Syrian government gains more ground in rebel-held eastern Ghouta

Cheryl Sanders
March 12, 2018

As the Syrian army pushes deeper into Eastern Ghouta under cover of a hammering bombardment, the 400,000 civilians the United Nations says live in the enclave have been crowded in dark basements to cower from the ceaseless bombing.

Recapturing the enclave would mark one of the most significant victories for President Bashar Assad in the seven-year civil war. More than 1,000 people have been killed since the large-scale government offensive began on February 18.

Rebels in Syria's battered Eastern Ghouta shot dead a civilian Monday taking part in a protest calling for a deal to end regime attacks on the enclave, a Britain-based monitor said.

"Civilians across Eastern Ghouta are too afraid to leave the cellars and do not know anything about what is happening over ground other than through the sound of bombs that have continued to pound the area for weeks", said Fawal.


The military's advances have apparently also increased the fear and confusion among residents and armed groups inside the territory.

There were further talks on Sunday and Monday, after which Jaysh al-Islam announced that "an agreement was reached with the Russian side through the United Nations for a humanitarian medical evacuation of the wounded for treatment outside of Eastern Ghouta".

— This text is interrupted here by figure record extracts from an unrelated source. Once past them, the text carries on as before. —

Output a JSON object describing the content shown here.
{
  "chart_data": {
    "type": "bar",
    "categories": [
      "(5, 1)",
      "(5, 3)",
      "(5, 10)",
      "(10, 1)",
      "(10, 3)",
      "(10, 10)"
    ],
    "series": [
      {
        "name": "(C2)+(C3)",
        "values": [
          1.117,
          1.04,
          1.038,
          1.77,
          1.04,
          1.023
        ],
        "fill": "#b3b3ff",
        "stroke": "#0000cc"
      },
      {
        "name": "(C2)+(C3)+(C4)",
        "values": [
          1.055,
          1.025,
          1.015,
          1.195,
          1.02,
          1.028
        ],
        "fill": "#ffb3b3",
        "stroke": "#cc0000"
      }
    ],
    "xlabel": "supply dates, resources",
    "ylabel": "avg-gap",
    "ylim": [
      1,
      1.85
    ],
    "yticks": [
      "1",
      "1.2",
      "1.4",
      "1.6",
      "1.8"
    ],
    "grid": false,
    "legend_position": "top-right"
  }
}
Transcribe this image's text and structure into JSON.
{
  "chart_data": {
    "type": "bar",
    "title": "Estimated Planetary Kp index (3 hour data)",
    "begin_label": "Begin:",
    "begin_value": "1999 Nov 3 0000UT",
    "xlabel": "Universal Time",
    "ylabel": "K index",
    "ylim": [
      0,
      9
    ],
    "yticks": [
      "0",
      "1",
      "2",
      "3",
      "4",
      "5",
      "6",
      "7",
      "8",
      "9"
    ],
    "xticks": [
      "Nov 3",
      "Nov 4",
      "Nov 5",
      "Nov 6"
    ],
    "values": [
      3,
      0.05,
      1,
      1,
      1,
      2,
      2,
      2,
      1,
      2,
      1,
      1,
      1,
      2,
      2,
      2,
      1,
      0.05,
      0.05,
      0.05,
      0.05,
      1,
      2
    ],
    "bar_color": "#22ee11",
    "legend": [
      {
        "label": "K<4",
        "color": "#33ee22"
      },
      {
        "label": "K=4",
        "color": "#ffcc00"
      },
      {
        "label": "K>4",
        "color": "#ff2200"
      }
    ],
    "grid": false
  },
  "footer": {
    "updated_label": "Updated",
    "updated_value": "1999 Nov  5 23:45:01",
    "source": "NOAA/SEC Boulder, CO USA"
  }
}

The Observatory, which tracks death tolls using a network of contacts inside Syria, said it had identified more than 350,000 of those killed, and the remainder were cases where it knew deaths had occurred but did not know the victims' names. A statement issued by Free Syrian Army factions there late on Saturday said they had taken a decision not to accept a surrender and negotiated withdrawal.

At least 1,162 civilians have been killed, including 241 children, according to the Syrian Observatory for Human Rights.


He said people are fleeing out of fear that Turkish troops and Turkey-backed Syrian opposition fighters might commit atrocities against the Kurds and minorities in the town.

He says Turkish troops have destroyed water and power stations that supply the town of Afrin, making it hard for people to stay. He blamed Russian Federation and Turkey for what he called "war crimes that are being committed in Afrin".

Meanwhile, Syria's state-run SANA news agency reported that government forces had evacuated "dozens of civilians" from Misraba to shelters in government-held areas, according to AFP.

Turkey launched a military offensive against the US -backed Syrian Kurdish militia known as YPG, to clear its fighters from the enclave of Afrin. Ankara considers the YPG a terror organization linked to its own Kurdish insurgency, but France backs the fighters in the war against the Islamic State group.